My co-author, Lyn M. Van Swol of the University of Wisconsin at Madison, and I wanted to determine whether there are reliable lexical indicators that someone is lying.
What was your process for analyzing the veracity of politicians’ statements, and what were your findings with regard to speech patterns and deception?
We went on Politifact.com, a website that checks the accuracy of prominent statements made by politicians, to gather data.
We took about 570 statements by politicians, each of which Politifact had classified as a truth, a lie or as “pants on fire,” Politifact’s term for an especially egregious lie. About half of the statements in our sample had been classified as lies.
We captured the text of the statement and a few details about the speaker, such as the context in which the statement was made, the speaker’s sex and their political party.

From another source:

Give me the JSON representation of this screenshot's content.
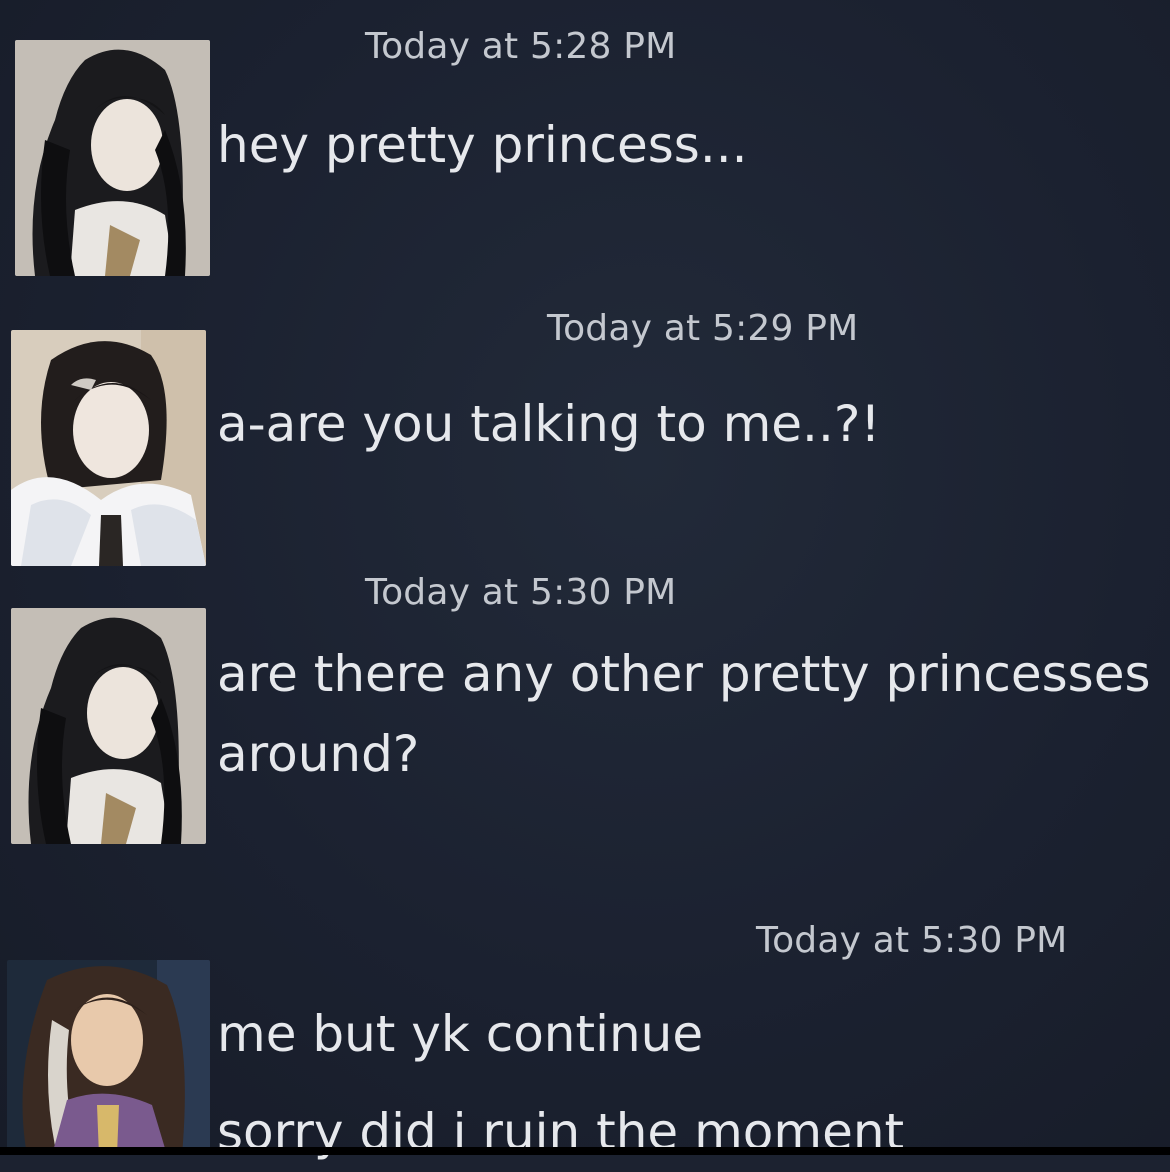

We considered several variables: Is the person lying or telling the truth? And were they speaking in an interactive context, such as a debate, or a static context, such as writing an op-ed for a newspaper?
We found that there simply are not reliable lexical indicators for what is a lie and what’s a truth.
However, we did find that, overall, context had a far greater impact on the word patterns used than deception did. Moreover, we found that liars used more words than truth tellers, a finding that we call the “Pinocchio Effect.”
Why might politicians be more verbose when they’re lying than when they’re telling the truth?
Politicians are very interested in creating a believable reality in which their policies will lead to prosperity and their opponents’ policies will lead to ruin.
Because they don’t have the truth on their side, they may need to give more details and make more promises in order to make their policy sound appealing. Someone telling the truth may not be thinking about those things because they assume they’ll be believed and that their audience shares the same assumptions, so they don’t need to sell all those details.
Excessive elaboration may be a reliable clue that someone is lying, especially in cases where they need to create this believable reality.
If there are no linguistic cues for identifying dishonesty, what are the takeaways from this study?
Human speech is far too complicated, and the variability in the ways that people choose to talk is far too great, for something simple like pronouns to be reliable indicators of deception or truth.
What this study shows is that we need media organizations that will give scrutiny to the statements politicians make. The more help we can get from the media, the more the public can be informed. There simply are no shortcuts to fact checking, to investigative journalism, to educating yourself on the issues and becoming an expert yourself.